Isso me lembrou da história bíblica da viúva que doou tudo o que possuía, enquanto ricos doavam grandes quantias, e Jesus reconheceu a sua doação como a maior, pois ela deu de sua pobreza.

A direção de Mielants opta por uma estética sombria e introspectiva, com uma fotografia melancólica que reflete a dureza da realidade vivida pela população trabalhadora pobre e ainda sob o jugo religioso e moralista. Por sua vez, a trilha sonora discreta intensifica o peso emocional das cenas, reforçando a atmosfera de tensão e impotência.
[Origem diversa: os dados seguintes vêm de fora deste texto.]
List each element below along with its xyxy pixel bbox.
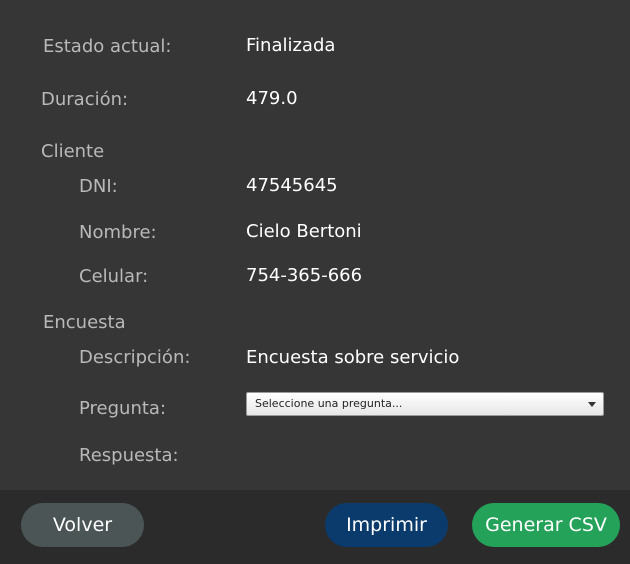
duracion-value: 479.0 xyxy=(246,88,298,109)
imprimir-button[interactable]: Imprimir xyxy=(325,503,448,547)
celular-value: 754-365-666 xyxy=(246,265,363,286)
button-bar: Volver Imprimir Generar CSV xyxy=(0,490,630,564)
nombre-value: Cielo Bertoni xyxy=(246,221,362,242)
dni-value: 47545645 xyxy=(246,175,338,196)
estado-value: Finalizada xyxy=(246,35,336,56)
volver-button[interactable]: Volver xyxy=(21,503,144,547)
cliente-section-label: Cliente xyxy=(41,141,105,162)
chevron-down-icon xyxy=(588,402,596,407)
encuesta-section-label: Encuesta xyxy=(43,312,126,333)
pregunta-label: Pregunta: xyxy=(79,398,167,419)
nombre-label: Nombre: xyxy=(79,222,157,243)
pregunta-select[interactable]: Seleccione una pregunta... xyxy=(246,392,604,416)
estado-label: Estado actual: xyxy=(43,36,172,57)
respuesta-label: Respuesta: xyxy=(79,445,179,466)
pregunta-select-placeholder: Seleccione una pregunta... xyxy=(255,397,403,410)
details-panel: Estado actual: Finalizada Duración: 479.… xyxy=(0,0,630,490)
dni-label: DNI: xyxy=(79,176,118,197)
descripcion-label: Descripción: xyxy=(79,347,191,368)
descripcion-value: Encuesta sobre servicio xyxy=(246,347,460,368)
celular-label: Celular: xyxy=(79,266,149,287)
duracion-label: Duración: xyxy=(41,89,129,110)
generar-csv-button[interactable]: Generar CSV xyxy=(472,503,620,547)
Além disso, a câmera em dados momentos enquadra e foca as personagens, criando verdadeiros retratos delas, de modo que é transmitido também seu caráter interior. Essa técnica de focar personagens também comunica um aspecto muito importante do filme: a dúvida que Bill tem sobre que caminho tomar no tocante às meninas do convento. Nesse sentido, sua esposa é a voz que desencoraja qualquer atitude por parte de Bill para ajudar as meninas. Ela prefere não colocar em jogo o frágil conforto que eles conseguiram nem as boas perspectivas que aguardam as cinco filhas. Nesse momento, a câmera tem nela o seu foco, enquanto Cillian permanece ao fundo, desfocado.

Por esse motivo, o filme provoca reflexões incômodas: até que ponto somos responsáveis por denunciar injustiças quando vivemos em uma sociedade que incentiva o silêncio? Como a história dessas instituições ainda ressoa no presente, especialmente em questões de gênero e poder? Que mudanças efetivas estão ao alcance de um só indivíduo?

Pequenas Coisas Como Estas é um drama histórico, mas, como a história insiste em se fazer presente, o filme é um chamado à consciência coletiva hoje. Ainda hoje vemos notícias de meninas que são agredidas pelos pais e até expulsas de casa por iniciarem um vida sexual ou engravidarem, sob a justificação de tais atos serem vistos como imorais e impuros e uma desonra para a menina e para a família dela.

Com a cena final, o filme mostra que não é preciso heroísmo, mas simplesmente empatia com a dor do outro. E empatia Bill Furlong tem de sobra, ele mesmo sendo filho de uma moça que foi expulsa de casa por engravidar fora das convenções sociais e religiosas. Assim, o filme nos lembra que, mesmo diante das maiores estruturas de opressão, são as pequenas ações de coragem que podem ter impacto significativo na vida das pessoas. E o mais importante: é preciso estar atento e forte. Stay woke!